I decided with breathless excitement that these "new and exciting" experiences from our childhood held some sort of neurological key to our perception of time: As we get older, our lives are filled more and more with the mundane. Our brains pay less attention to things they have become used to processing - walking down stairs, pouring a glass of water, pressing the elevator call button. Maybe time is marked only when something new is introduced to our brains. Seagulls diving into a pool on an island off the coast of Croatia. The first taste of a good mole sauce. The day they happen to be filming the new Robert De Niro film on your street. The number of new experiences our brain gets to process on a daily basis is what determines whether time, and life by extension, seems fast or slow.

It should be easy to slow down time, then: just experience something new every day. Travel the world. Have children. Visit a different restaurant every night of the week. Pick up the accordion (something I've been threatening to do for months now). But these things all cost money, or alter your life in such an irrevocable way that you can't possibly do it just on a whim. Other ways are not wished for. When a pipe bursts, or someone you love is in the hospital, or even when you spend the day in an unfamiliar laundromat, the day seems endless, but not in a good way.

And then this morning I realized that the most simple and inexpensive way of seeking out new experiences was something I'd been doing all along: reading books.

If I were to think about it, I can count my time in Didions, Murakamis, and Bromfields. My commute to work is half an hour long, but how often have I spent hours driving instead along the Pacific Coast Highway, or spent days waiting for the answer to a letter sent from Moscow to St. Petersburg by horse? How much time have I bought by living these parallel lives? Every introduction to a new character with a death wish or green gloves or the resolve to wear only grey-black-and-white buys me days. Every rendering of proud houses or small gossipy towns buys me hours. Stolen kisses under the stairs buy me minutes of time that I wouldn't otherwise have. I feel as if I'm living more than twice the life I would live without books, and that's as a good a reason as any to read.

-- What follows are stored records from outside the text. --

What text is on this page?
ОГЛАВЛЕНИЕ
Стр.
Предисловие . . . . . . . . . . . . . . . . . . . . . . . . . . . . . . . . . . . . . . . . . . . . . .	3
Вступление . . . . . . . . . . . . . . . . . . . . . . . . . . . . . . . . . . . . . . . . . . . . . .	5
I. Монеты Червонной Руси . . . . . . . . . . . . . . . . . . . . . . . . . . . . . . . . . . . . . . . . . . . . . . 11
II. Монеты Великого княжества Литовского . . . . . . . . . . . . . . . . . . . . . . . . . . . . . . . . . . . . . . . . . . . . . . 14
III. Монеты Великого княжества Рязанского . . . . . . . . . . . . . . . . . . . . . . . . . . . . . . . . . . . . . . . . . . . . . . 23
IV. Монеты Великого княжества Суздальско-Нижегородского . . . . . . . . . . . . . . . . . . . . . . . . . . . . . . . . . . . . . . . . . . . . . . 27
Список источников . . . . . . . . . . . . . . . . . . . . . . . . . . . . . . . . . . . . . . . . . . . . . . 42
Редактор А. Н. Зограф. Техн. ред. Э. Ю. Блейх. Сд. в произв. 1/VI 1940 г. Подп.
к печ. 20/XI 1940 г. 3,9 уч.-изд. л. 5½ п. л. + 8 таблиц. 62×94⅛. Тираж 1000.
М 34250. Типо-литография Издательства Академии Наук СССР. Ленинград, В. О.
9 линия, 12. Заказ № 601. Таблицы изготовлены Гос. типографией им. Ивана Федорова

That said, 2006 has bled its little heart out to offer books to the cause, and people are now scrambling to pick their favorites. I won't lie: I love these lists. I keep an Excel spreadsheet of the books I've read over the past three years; how could I not like lists? From what I've seen, 2005 was arguably a much better year for books in general, but I've barely sampled the goods this time around.

Still, if you're curious, I come bearing links. The NY Times Book Review has picked its 100 Notable Books, the Canadians too. The Guardian has all sorts of 2006 book choices, and the Publisher's Weekly list went up a few weeks ago. Even Amazon weighs in, probably hoping you'll click "add to cart" on as many as possible, but actually coming up with the most diverse list of the bunch. Fimoculous is collecting more.

And there you have it: more than 100 Life Extenders, Parallel Lives, and Ways of Buying Time on This Green Earth. Enjoy.

(For more bookish pleasure, go visit Maud. She spent the holiday redecorating, and the place looks great.)